One school board member, upon learning the two were married, tried to have the decision to create the job rescinded. His efforts were shot down.
“I was concerned about perceived integrity of the board and the superintendent. I was concerned that some of our employees and some in our community would cry foul,” board member Barry Marchman wrote in an email responding to an Atlanta Journal-Constitution inquiry made about the hire.
“I have met Susan Barrow, but Barrow is not an uncommon name and I did not make the connection with the superintendent until someone inquired about it after the meeting,” continued Marchman , a finance professor at Georgia Tech.
Board member Leonard Presberg said he had no problem with the hire. Barrow’s job was one of 95 positions approved to at the July 21 board meeting.
“She has the qualifications. Our human resources policies were followed,” Presberg said. “I don’t think there’s any question of influence or impropriety at all.”

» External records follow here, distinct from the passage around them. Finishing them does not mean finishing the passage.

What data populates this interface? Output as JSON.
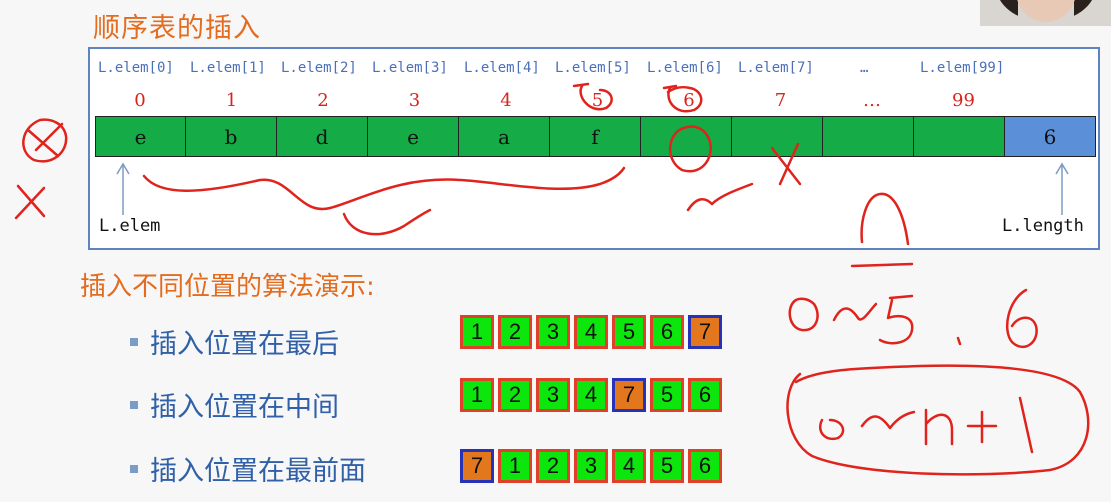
{
  "title": "顺序表的插入",
  "elem_labels": [
    "L.elem[0]",
    "L.elem[1]",
    "L.elem[2]",
    "L.elem[3]",
    "L.elem[4]",
    "L.elem[5]",
    "L.elem[6]",
    "L.elem[7]",
    "…",
    "L.elem[99]"
  ],
  "indices": [
    "0",
    "1",
    "2",
    "3",
    "4",
    "5",
    "6",
    "7",
    "…",
    "99"
  ],
  "cells": [
    "e",
    "b",
    "d",
    "e",
    "a",
    "f",
    "",
    "",
    "",
    "",
    "6"
  ],
  "pointer_elem": "L.elem",
  "pointer_length": "L.length",
  "subtitle": "插入不同位置的算法演示:",
  "demos": [
    {
      "label": "插入位置在最后",
      "values": [
        "1",
        "2",
        "3",
        "4",
        "5",
        "6",
        "7"
      ],
      "inserted_index": 6
    },
    {
      "label": "插入位置在中间",
      "values": [
        "1",
        "2",
        "3",
        "4",
        "7",
        "5",
        "6"
      ],
      "inserted_index": 4
    },
    {
      "label": "插入位置在最前面",
      "values": [
        "7",
        "1",
        "2",
        "3",
        "4",
        "5",
        "6"
      ],
      "inserted_index": 0
    }
  ],
  "colors": {
    "title": "#e36c1f",
    "array_cell": "#15ab46",
    "length_cell": "#5b8fd8",
    "demo_cell": "#0ce60c",
    "demo_inserted": "#e2771d",
    "ink": "#e0231c"
  }
}
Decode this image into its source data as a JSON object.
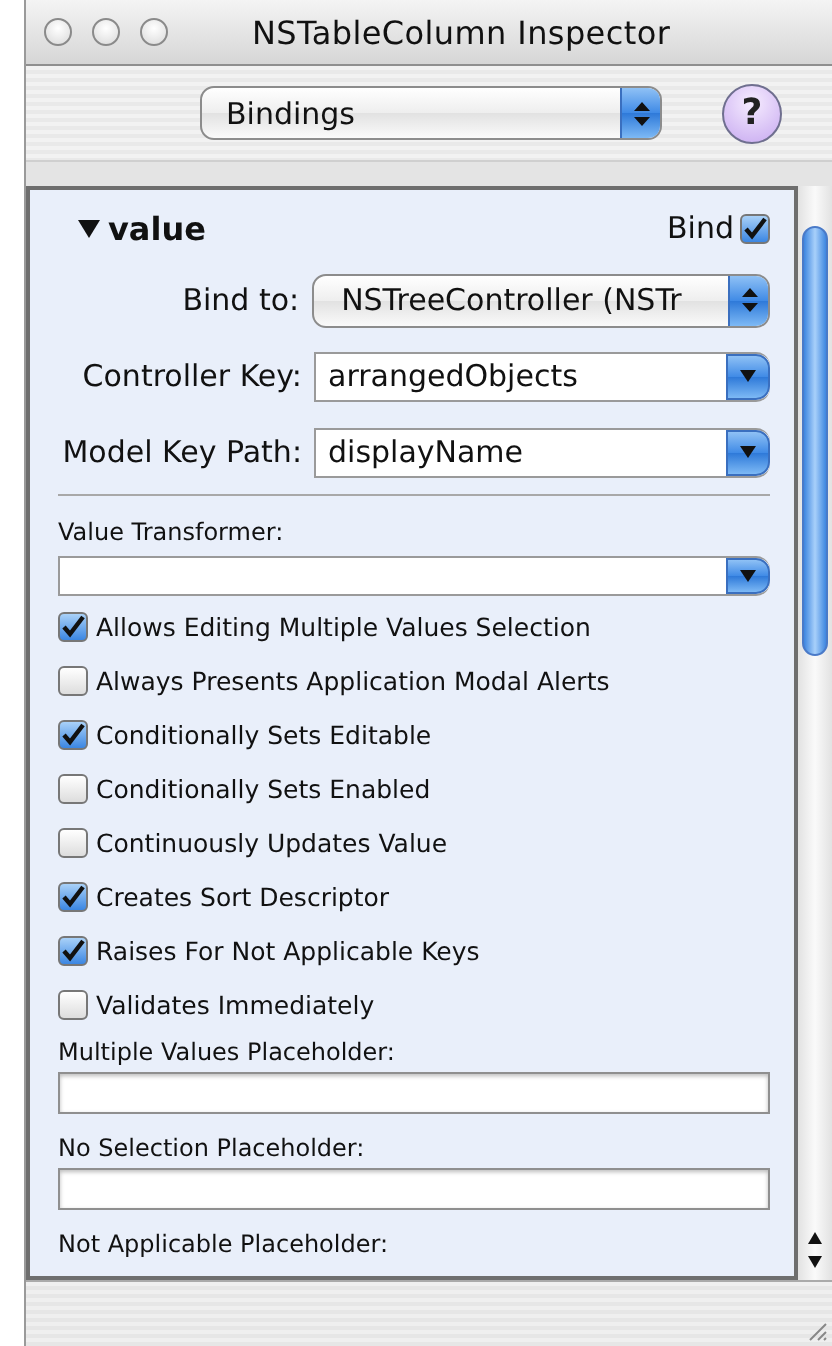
{
  "window": {
    "title": "NSTableColumn Inspector"
  },
  "toolbar": {
    "panel_popup": "Bindings",
    "help_button": "?"
  },
  "binding": {
    "name": "value",
    "expanded": true,
    "bind_label": "Bind",
    "bind_checked": true,
    "fields": [
      {
        "kind": "popup",
        "label": "Bind to:",
        "value": "NSTreeController (NSTr"
      },
      {
        "kind": "combo",
        "label": "Controller Key:",
        "value": "arrangedObjects"
      },
      {
        "kind": "combo",
        "label": "Model Key Path:",
        "value": "displayName"
      }
    ],
    "value_transformer": {
      "label": "Value Transformer:"
    },
    "options": [
      {
        "label": "Allows Editing Multiple Values Selection",
        "checked": true
      },
      {
        "label": "Always Presents Application Modal Alerts",
        "checked": false
      },
      {
        "label": "Conditionally Sets Editable",
        "checked": true
      },
      {
        "label": "Conditionally Sets Enabled",
        "checked": false
      },
      {
        "label": "Continuously Updates Value",
        "checked": false
      },
      {
        "label": "Creates Sort Descriptor",
        "checked": true
      },
      {
        "label": "Raises For Not Applicable Keys",
        "checked": true
      },
      {
        "label": "Validates Immediately",
        "checked": false
      }
    ],
    "placeholders": [
      {
        "label": "Multiple Values Placeholder:"
      },
      {
        "label": "No Selection Placeholder:"
      },
      {
        "label": "Not Applicable Placeholder:"
      }
    ]
  }
}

Superintendent Barrow conceded in an interview with The Atlanta Journal-Constitution that the hire initially created an “awkward situation.” But he said the school district was transparent throughout the process.
“I recognize that some people view things through tainted lens. I can’t control that,” he said. “Our (school) board’s expectation is that we hire the best and most qualified individual for any position that we have, in spite of who they might be associated with, married to or related to. It’s not uncommon for dual-education families to work in the same system.”
Barrow noted that the spouses of two previous Fayette County superintendents work for the Fayette school district.
Nonetheless, the hire drew dozens of online comments to a local news website. Some in support. Some in opposition.
“As a teacher, I do not see the value in the position created for Mrs. Barrow. I am quite capable of collaborating with my fellow teachers,” one post said.
“What a crock,” another post said. “This position was a created in the 2008 Strategic Plan as a ‘coordinator’ position. RTI and PBIS is largely administered at the school level and doesn’t require a PhD at the county level by any stretch of the imagination. It’s not hard to see what happened here, no matter how hard they try to spin it.”
Of the four finalists interviewed for the job, Susan Barrow was the most qualified, a school district spokesman said.
“We went through all the normal hiring procedures,” said spokeswoman Melinda Berry-Dreisbach. The job was advertised and drew 41 applicants, Berry-Dreisbach said. Four finalists, including Barrow, were interviewed on June 24.
Barrow’s salary is commensurate with her qualifications, Berry-Dreisbach said. She has a doctorate of education in the areas of curriculum, foundations and reading from Georgia Southern University and 14 years experience.
The job was created after elementary school principals requested it about a year ago, Berry-Dreisbach said. They wanted a person housed at the district’s central office. Barrow reports to the director of School Improvement and Professional Learning. Superintendent Barrow was not involved in the interview process, Berry-Dreisbach said.
Fayette schools does not have a policy covering nepotism, Berry-Dreisbach said. In fact, the spouses of two previous superintendents worked as teachers in the district.
State law says no one can serve as a school superintendent if they have an immediate family member on the local board of education or working as a principal, assistant principal or system administrative staff. An immediate family member is defined as a spouse, child, sibling, or parent or the spouse of a child, sibling or parents.
Barrow was hired in 2013 and earns about $190,000 a year as superintendent.
Fayette students returned to school last Thursday.